Il y a beaucoup de gros clubs qui ont des difficultés cette saison. Comment l'expliquez-vous ?

Je n'aime pas trop m'exprimer là-dessus. […] Je suis un amoureux de l'attaque et des systèmes de jeu offensifs. On était la meilleure attaque du championnat, vous le savez. En 2017, on a été capable de défendre en playoffs. Je pense que la défense c'est plus une question de volonté. Il y a 80% de volonté, 20% de technique. En attaque, on voit vraiment ce que le coach peut amener à ses joueurs. Il n'y a pas de secret, quand vous voyez des joueurs qui fonctionnent avec un coach, c'est que le coach a peut-être réussi à tirer un peu plus d'eux que les autres. C'est ce qui m'intéresse en tout cas, en plus qu'ils soient bons, contents sur le terrain et qu'ils fassent plaisir aux spectateurs. C'est ça que j'aime dans le basket. Oui, il y a un renouveau avec les jeunes coachs. Mais j'ai (enregistré) tous les systèmes de jeu de ce qu'il se passe actuellement et je n'ai rien vu de bien nouveau.

Même le fait qu'on voit des Spanish Pick & roll partout et tout le temps ?

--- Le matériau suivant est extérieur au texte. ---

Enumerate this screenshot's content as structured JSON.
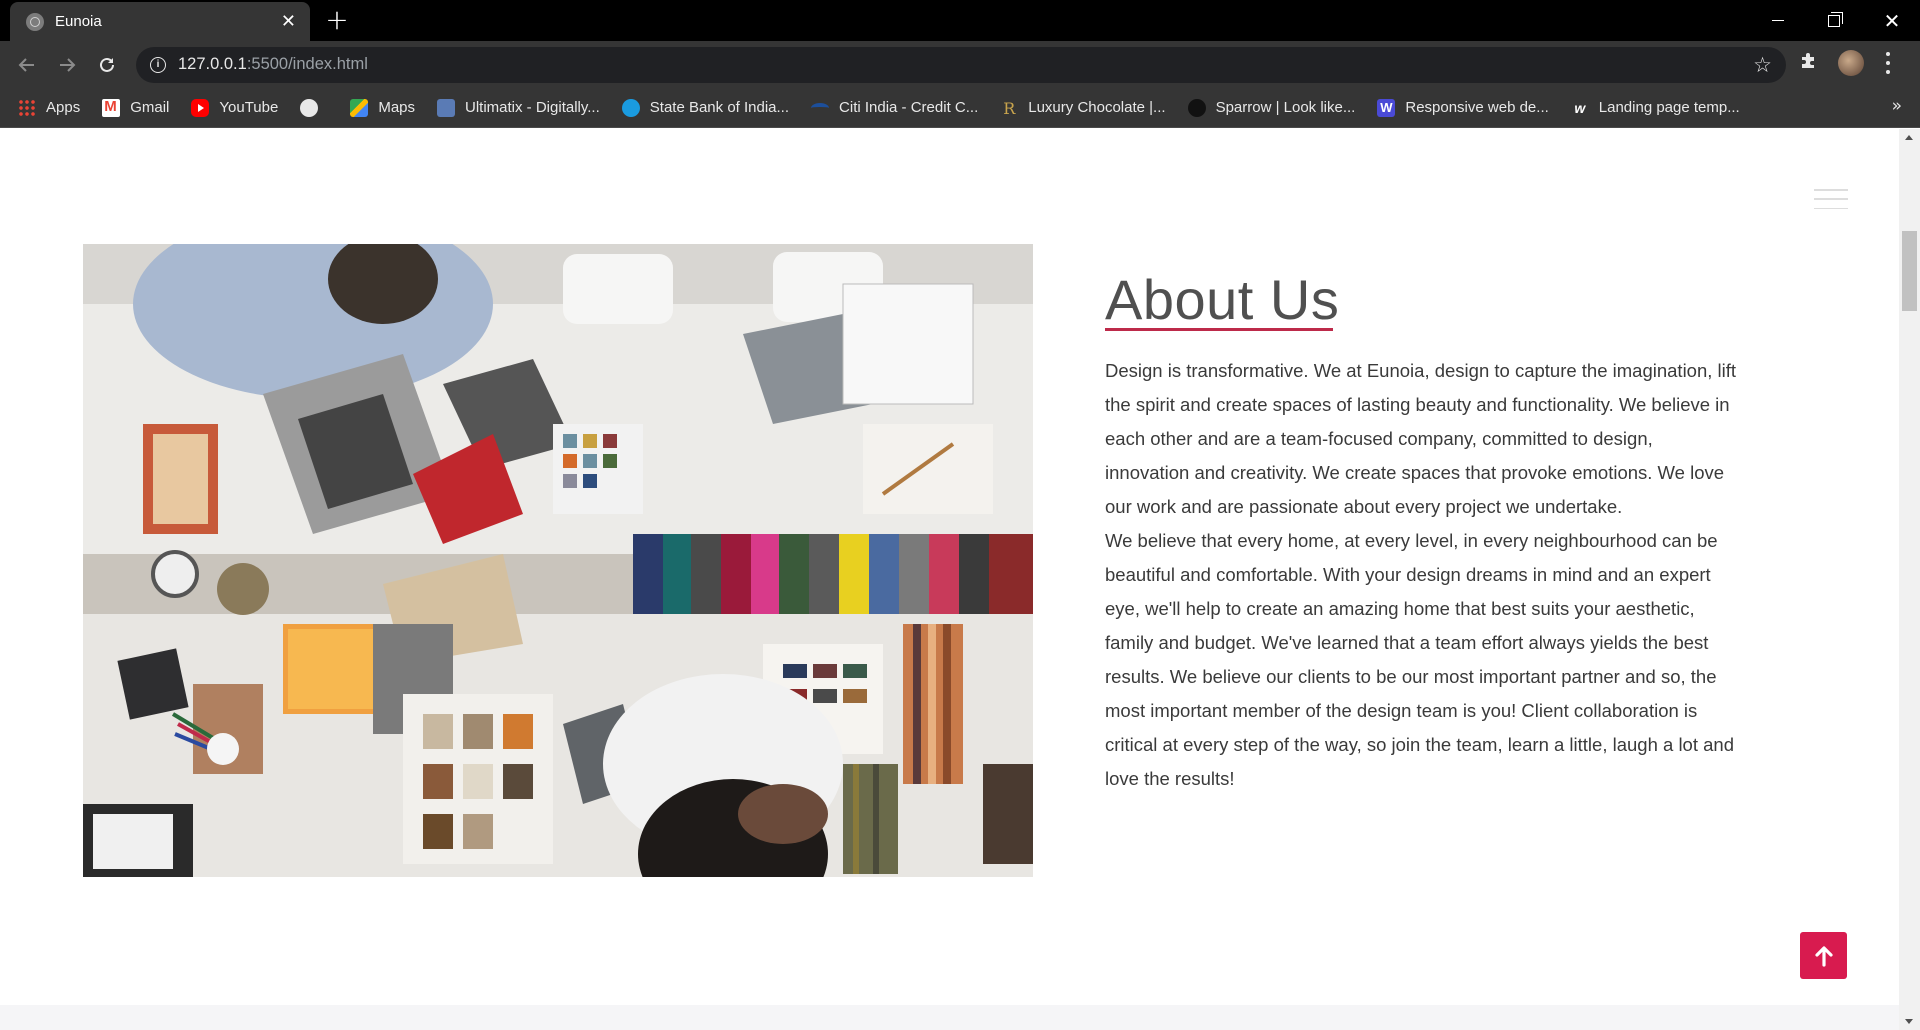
{
  "browser": {
    "tab_title": "Eunoia",
    "url_host": "127.0.0.1",
    "url_path": ":5500/index.html",
    "bookmarks": [
      {
        "label": "Apps",
        "icon": "apps-grid-icon"
      },
      {
        "label": "Gmail",
        "icon": "gmail-icon"
      },
      {
        "label": "YouTube",
        "icon": "youtube-icon"
      },
      {
        "label": "",
        "icon": "globe-icon"
      },
      {
        "label": "Maps",
        "icon": "maps-icon"
      },
      {
        "label": "Ultimatix - Digitally...",
        "icon": "ultimatix-icon"
      },
      {
        "label": "State Bank of India...",
        "icon": "sbi-icon"
      },
      {
        "label": "Citi India - Credit C...",
        "icon": "citi-icon"
      },
      {
        "label": "Luxury Chocolate |...",
        "icon": "r-logo-icon"
      },
      {
        "label": "Sparrow | Look like...",
        "icon": "sparrow-icon"
      },
      {
        "label": "Responsive web de...",
        "icon": "w-logo-icon"
      },
      {
        "label": "Landing page temp...",
        "icon": "w-italic-icon"
      }
    ],
    "more_bookmarks": "»"
  },
  "about": {
    "title": "About Us",
    "accent_color": "#bd2a4a",
    "paragraph_1": "Design is transformative. We at Eunoia, design to capture the imagination, lift the spirit and create spaces of lasting beauty and functionality. We believe in each other and are a team-focused company, committed to design, innovation and creativity. We create spaces that provoke emotions. We love our work and are passionate about every project we undertake.",
    "paragraph_2": "We believe that every home, at every level, in every neighbourhood can be beautiful and comfortable. With your design dreams in mind and an expert eye, we'll help to create an amazing home that best suits your aesthetic, family and budget. We've learned that a team effort always yields the best results. We believe our clients to be our most important partner and so, the most important member of the design team is you! Client collaboration is critical at every step of the way, so join the team, learn a little, laugh a lot and love the results!"
  },
  "back_to_top": {
    "icon": "arrow-up-icon",
    "color": "#d81b4f"
  }
}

Les Spanish Pick & Roll, cela ne date pas d'aujourd'hui quand même (rires). On le faisait déjà il y a 3, 4, 5 ans ! Pick the picker avec un écran dans le dos, ce n'est pas nouveau. Regardez les matchs avec (Marc) Salyers par exemple.

Il faut dire qu'aujourd'hui les images voyagent facilement. Les coachs regardent les matchs d'Australie à la NCAA, il y a une uniformisation du jeu...

Il y a une dérive qui est arrivée. On en parlait avec Jacques Monclar quand il était moins occupé. On est arrivé à un moment donné où c'était pick & roll dans l'axe, pick & roll à 45° à droite puis à gauche et voilà. Les back picks (écrans dans le dos), tout ça on en voyait plus. Ça commence à revenir un peu. C'est par vague. Le basket ça ne se limite pas qu'au pick & roll dans l'axe. Moi j'aime bien avoir en attaque, du pick & roll c'est sûr, mais aussi des back picks, des picks the picker, des systèmes d'alley-oop pour faire venir 500 spectateurs au prochain match. Après il faut avoir les joueurs pour le faire. Il y a certains coachs qui ont les joueurs pour le faire et qui ne le font pas.

C'est ma vie, c'était ma vie, ça ne l'est pas en ce moment. Peut-être que ça va revenir, il faut être patient. Je vous ai dit tout à l'heure que j'ai un but ultime dans ma vie avant d'arrêter : c'est essayer de faire un truc qui n'a jamais été fait... Faire trois titres avec trois clubs différents (sourire). On est deux à avoir gagner deux titres avec deux clubs différents, Vincent Collet et moi. C'est mon but. J'espère que je ne vais pas mourir avant, parce que j'ai la passion du basket encore, parce que j'ai encore envie...

Un titre en Jeep ELITE j'imagine... pas en-dessous ?!

Ah oui ! J'ai encore envie, j'aime le basket, j'aime les matchs, j'aime quand c'est chaud. Je fais tout pour me tenir au courant, être prêt si on faisait appel à moi. Je pense encore être capable d'apporter et faire plaisir aux gens quand ils viennent aux matchs. Je ne serais pas capable, je vous le dirais. Je tiens encore la route, je fais encore mes 100 pompes tous les jours et mon heure de muscu. Je suis encore là et j'espère avoir la chance d'avoir une équipe encore un jour, avec un projet intéressant.